Misspelling in compendium documentation

In section 25 of the compendium, the title for 25.1 has a misspelling.

“Calculating” is misspelled as “Calualting”

https://www.gpg4win.org/doc/en/gpg4win-compendium_31.html

I’m not familiar with git so would rather not have to go thru that process.

Hello,

thank you for the hint. The thing is that currently nobody is working on the compendium and this will probably not change. There are some reasons like there are not enough ressources and most people use different ways to look for help.

Hi. Actually there are lots of spelling mistakes in the English Compendium! Also, quite frequently there are two words joined together (that is to say, there is no space between the words)

I would like to take this opportunity to advise that I have extracted all the text from the German Compendium PDF and translated it into English. My idea was to continue my project of producing an English PDF copy of the German PDF Compendium, retaining all the text and image formatting of the (German) original.

However, I see from the PDF metadata that the original document was produced in LaTeX (TeX Live) then exported to PDF (using pdfTeX). This is the reason for the very handsome and professional-looking typography and general layout - far superior to anything that MS Word is capable of producing, by the way.

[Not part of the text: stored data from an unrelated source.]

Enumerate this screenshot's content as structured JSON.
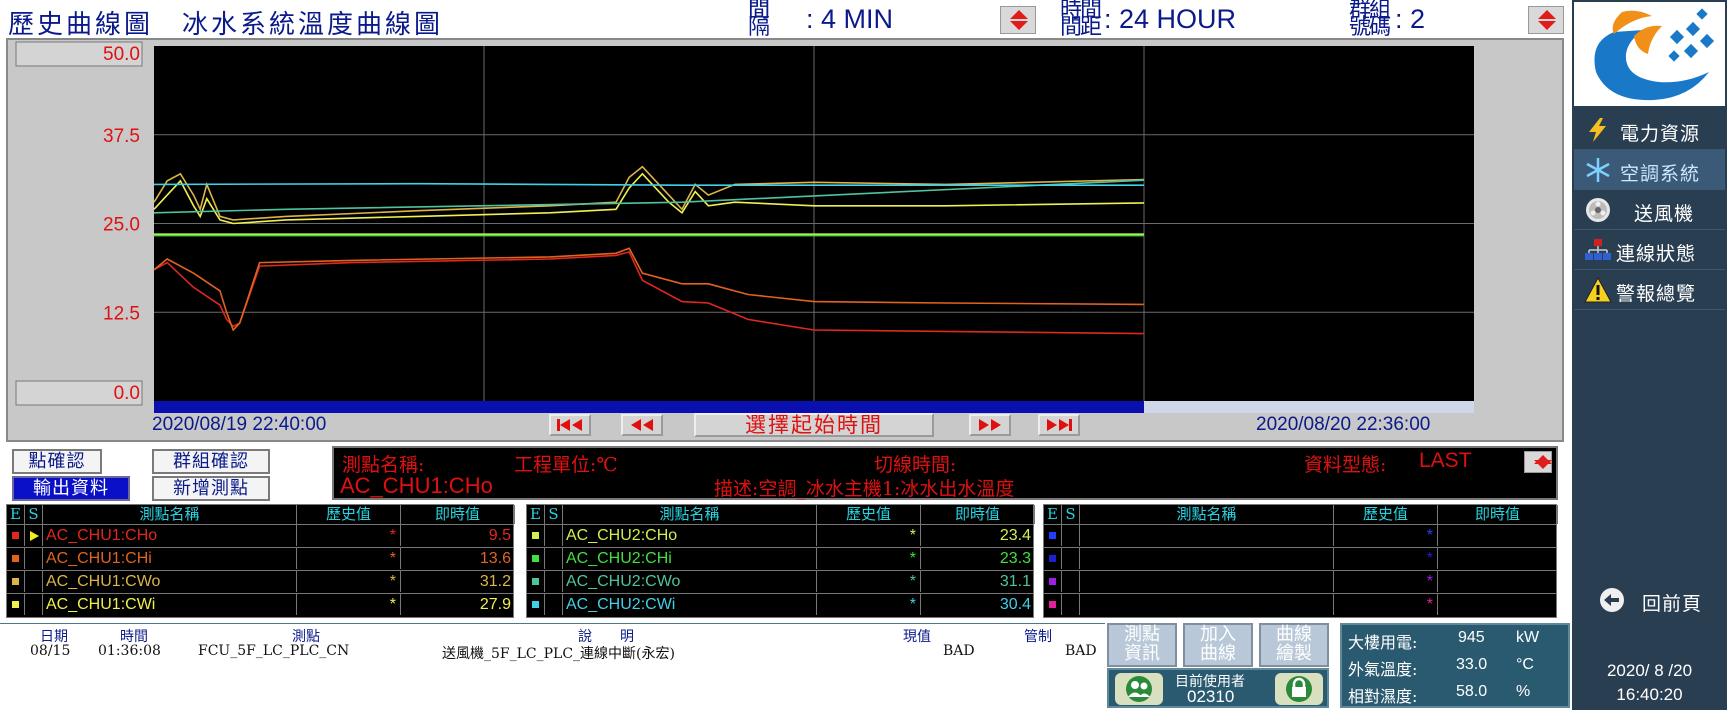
{
  "header": {
    "title": "歷史曲線圖　冰水系統溫度曲線圖",
    "interval_label_top": "間",
    "interval_label_bottom": "隔",
    "interval_value": ": 4 MIN",
    "duration_label_top": "時間",
    "duration_label_bottom": "間距",
    "duration_value": ": 24 HOUR",
    "group_label_top": "群組",
    "group_label_bottom": "號碼",
    "group_value": ": 2"
  },
  "chart_data": {
    "type": "line",
    "ylim": [
      0,
      50
    ],
    "y_ticks": [
      "50.0",
      "37.5",
      "25.0",
      "12.5",
      "0.0"
    ],
    "x_start": "2020/08/19 22:40:00",
    "x_end": "2020/08/20 22:36:00",
    "data_end_fraction": 0.75,
    "series": [
      {
        "name": "AC_CHU1:CHo",
        "color": "#e0281e",
        "t": [
          0,
          0.01,
          0.03,
          0.05,
          0.055,
          0.06,
          0.065,
          0.08,
          0.15,
          0.3,
          0.35,
          0.36,
          0.37,
          0.4,
          0.42,
          0.45,
          0.5,
          0.6,
          0.75
        ],
        "v": [
          18.5,
          19.5,
          16,
          13.5,
          11.5,
          10.5,
          11,
          19,
          19.5,
          20,
          20.5,
          21,
          17,
          14,
          13.8,
          11.5,
          10,
          9.8,
          9.5
        ]
      },
      {
        "name": "AC_CHU1:CHi",
        "color": "#e0641e",
        "t": [
          0,
          0.01,
          0.03,
          0.05,
          0.055,
          0.06,
          0.065,
          0.08,
          0.15,
          0.3,
          0.35,
          0.36,
          0.37,
          0.4,
          0.42,
          0.45,
          0.5,
          0.6,
          0.75
        ],
        "v": [
          18.5,
          20,
          18,
          15.5,
          12.5,
          10,
          11,
          19.5,
          19.8,
          20.3,
          20.8,
          21.5,
          18,
          16.5,
          16.5,
          15,
          14,
          13.8,
          13.6
        ]
      },
      {
        "name": "AC_CHU1:CWo",
        "color": "#dcb448",
        "t": [
          0,
          0.01,
          0.02,
          0.03,
          0.035,
          0.04,
          0.05,
          0.06,
          0.1,
          0.2,
          0.3,
          0.35,
          0.36,
          0.37,
          0.39,
          0.4,
          0.41,
          0.42,
          0.44,
          0.5,
          0.6,
          0.75
        ],
        "v": [
          28,
          31,
          32,
          29,
          27,
          30.5,
          26,
          25.5,
          26,
          26.8,
          27.5,
          28,
          31.5,
          33,
          29,
          27,
          30.5,
          29,
          30.5,
          30.8,
          30.5,
          31.2
        ]
      },
      {
        "name": "AC_CHU1:CWi",
        "color": "#f0f050",
        "t": [
          0,
          0.01,
          0.02,
          0.03,
          0.035,
          0.04,
          0.05,
          0.06,
          0.1,
          0.2,
          0.3,
          0.35,
          0.36,
          0.37,
          0.39,
          0.4,
          0.41,
          0.42,
          0.44,
          0.5,
          0.6,
          0.75
        ],
        "v": [
          27,
          29,
          31,
          27.5,
          26,
          28.5,
          25.5,
          25,
          25.5,
          26,
          26.5,
          27,
          30,
          32,
          28,
          26.5,
          29.5,
          27.5,
          28,
          27.5,
          27.5,
          27.9
        ]
      },
      {
        "name": "AC_CHU2:CHo",
        "color": "#d0f050",
        "t": [
          0,
          0.75
        ],
        "v": [
          23.5,
          23.5
        ]
      },
      {
        "name": "AC_CHU2:CHi",
        "color": "#40e040",
        "t": [
          0,
          0.75
        ],
        "v": [
          23.3,
          23.3
        ]
      },
      {
        "name": "AC_CHU2:CWo",
        "color": "#4fc3a0",
        "t": [
          0,
          0.1,
          0.4,
          0.75
        ],
        "v": [
          26.5,
          27,
          28,
          31.1
        ]
      },
      {
        "name": "AC_CHU2:CWi",
        "color": "#40d0e8",
        "t": [
          0,
          0.2,
          0.4,
          0.75
        ],
        "v": [
          30.5,
          30.6,
          30.4,
          30.4
        ]
      }
    ]
  },
  "nav": {
    "select_start": "選擇起始時間"
  },
  "controls": {
    "point_confirm": "點確認",
    "group_confirm": "群組確認",
    "export_data": "輸出資料",
    "add_point": "新增測點"
  },
  "info": {
    "point_name_label": "測點名稱:",
    "unit_label": "工程單位:℃",
    "switch_time_label": "切線時間:",
    "data_type_label": "資料型態:",
    "data_type_value": "LAST",
    "point_name_value": "AC_CHU1:CHo",
    "description": "描述:空調_冰水主機1:冰水出水溫度"
  },
  "table_headers": {
    "e": "E",
    "s": "S",
    "name": "測點名稱",
    "history": "歷史值",
    "realtime": "即時值"
  },
  "tables": [
    {
      "rows": [
        {
          "color": "#e0281e",
          "name": "AC_CHU1:CHo",
          "history": "*",
          "value": "9.5",
          "selected": true
        },
        {
          "color": "#e0641e",
          "name": "AC_CHU1:CHi",
          "history": "*",
          "value": "13.6"
        },
        {
          "color": "#dcb448",
          "name": "AC_CHU1:CWo",
          "history": "*",
          "value": "31.2"
        },
        {
          "color": "#f0f050",
          "name": "AC_CHU1:CWi",
          "history": "*",
          "value": "27.9"
        }
      ]
    },
    {
      "rows": [
        {
          "color": "#d0f050",
          "name": "AC_CHU2:CHo",
          "history": "*",
          "value": "23.4"
        },
        {
          "color": "#40e040",
          "name": "AC_CHU2:CHi",
          "history": "*",
          "value": "23.3"
        },
        {
          "color": "#4fc3a0",
          "name": "AC_CHU2:CWo",
          "history": "*",
          "value": "31.1"
        },
        {
          "color": "#40d0e8",
          "name": "AC_CHU2:CWi",
          "history": "*",
          "value": "30.4"
        }
      ]
    },
    {
      "rows": [
        {
          "color": "#2040ff",
          "name": "",
          "history": "*",
          "value": ""
        },
        {
          "color": "#2020d0",
          "name": "",
          "history": "*",
          "value": ""
        },
        {
          "color": "#a020e0",
          "name": "",
          "history": "*",
          "value": ""
        },
        {
          "color": "#e020a0",
          "name": "",
          "history": "*",
          "value": ""
        }
      ]
    }
  ],
  "alarm": {
    "headers": {
      "date": "日期",
      "time": "時間",
      "point": "測點",
      "desc": "說　　明",
      "value": "現值",
      "control": "管制"
    },
    "row": {
      "date": "08/15",
      "time": "01:36:08",
      "point": "FCU_5F_LC_PLC_CN",
      "desc": "送風機_5F_LC_PLC_連線中斷(永宏)",
      "value": "BAD",
      "control": "BAD"
    }
  },
  "func_buttons": {
    "point_info_1": "測點",
    "point_info_2": "資訊",
    "add_curve_1": "加入",
    "add_curve_2": "曲線",
    "draw_curve_1": "曲線",
    "draw_curve_2": "繪製"
  },
  "user": {
    "label": "目前使用者",
    "id": "02310"
  },
  "env": {
    "power_label": "大樓用電:",
    "power_value": "945",
    "power_unit": "kW",
    "temp_label": "外氣溫度:",
    "temp_value": "33.0",
    "temp_unit": "°C",
    "humidity_label": "相對濕度:",
    "humidity_value": "58.0",
    "humidity_unit": "%"
  },
  "sidebar": {
    "items": [
      {
        "label": "電力資源"
      },
      {
        "label": "空調系統"
      },
      {
        "label": "送風機"
      },
      {
        "label": "連線狀態"
      },
      {
        "label": "警報總覽"
      }
    ],
    "back": "回前頁"
  },
  "clock": {
    "date": "2020/ 8 /20",
    "time": "16:40:20"
  }
}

I have TeX Live LaTeX on my computer and would very much like to have a copy of the original Latex project files (before conversion to PDF) so I can import direct into LaTeX and then replace the German text with the English translation.

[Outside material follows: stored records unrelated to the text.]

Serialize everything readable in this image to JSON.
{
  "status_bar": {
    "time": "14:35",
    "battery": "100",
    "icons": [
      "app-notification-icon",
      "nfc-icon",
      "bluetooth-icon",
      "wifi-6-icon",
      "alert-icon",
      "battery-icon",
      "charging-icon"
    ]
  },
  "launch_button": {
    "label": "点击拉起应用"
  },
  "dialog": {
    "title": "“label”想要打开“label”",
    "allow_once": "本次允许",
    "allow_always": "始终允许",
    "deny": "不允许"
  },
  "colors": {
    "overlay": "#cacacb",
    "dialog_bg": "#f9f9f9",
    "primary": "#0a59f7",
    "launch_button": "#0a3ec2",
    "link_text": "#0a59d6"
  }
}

As for the above comment “most people use different ways to look for help” (other than PDF) - are there extensive survey results on which to base a statement like that?

PDF is by far the most reliable format for presenting something like a software manual (or pretty much any document designed for long-form reading and easy, fast searching.) PDFs are guaranteed to look exactly the same on whatever platform you use. Plus there is the benefit of not having to be online to use a manual (NOT everyone has a 24/7 internet connection!) Plus you don’t have hundreds of itsy-bitsy html files littering your hard drive, as happens when software comes with an HTML manual.

The first thing I do with an HTML manual (offline OR online) is turn it into a searchable, bookmarked PDF document using Acrobat.

Speaking for myself, give me an elegant PDF every time!

So, admin, please let me know if the original Latex project files for the German Compendium are still available… or not…

Hi Heinrich,

| As for the above comment “most people use different ways to look for help”
| (other than PDF) - are there extensive survey results on which to base a statement
| like that?

there are enough indications which are sufficient for us at least.
(I did write more about this a while ago, Christoph was just stating the summary of our current state of mind.)
To point you to some general research, see https://en.wikipedia.org/wiki/Minimalism_(technical_communication)
(There are angles to this as well, how discoverable are the features of an application, thus avoiding documentation.)

We are aware that some of our users do like a full document as reference documentation, we do not precisely know how many and we lack resources to maintain larger documents the way they should be maintained.

It is good in any case to have your feedback and if you improve the current documentation, e.g. produce something better, please let us know and contribute back.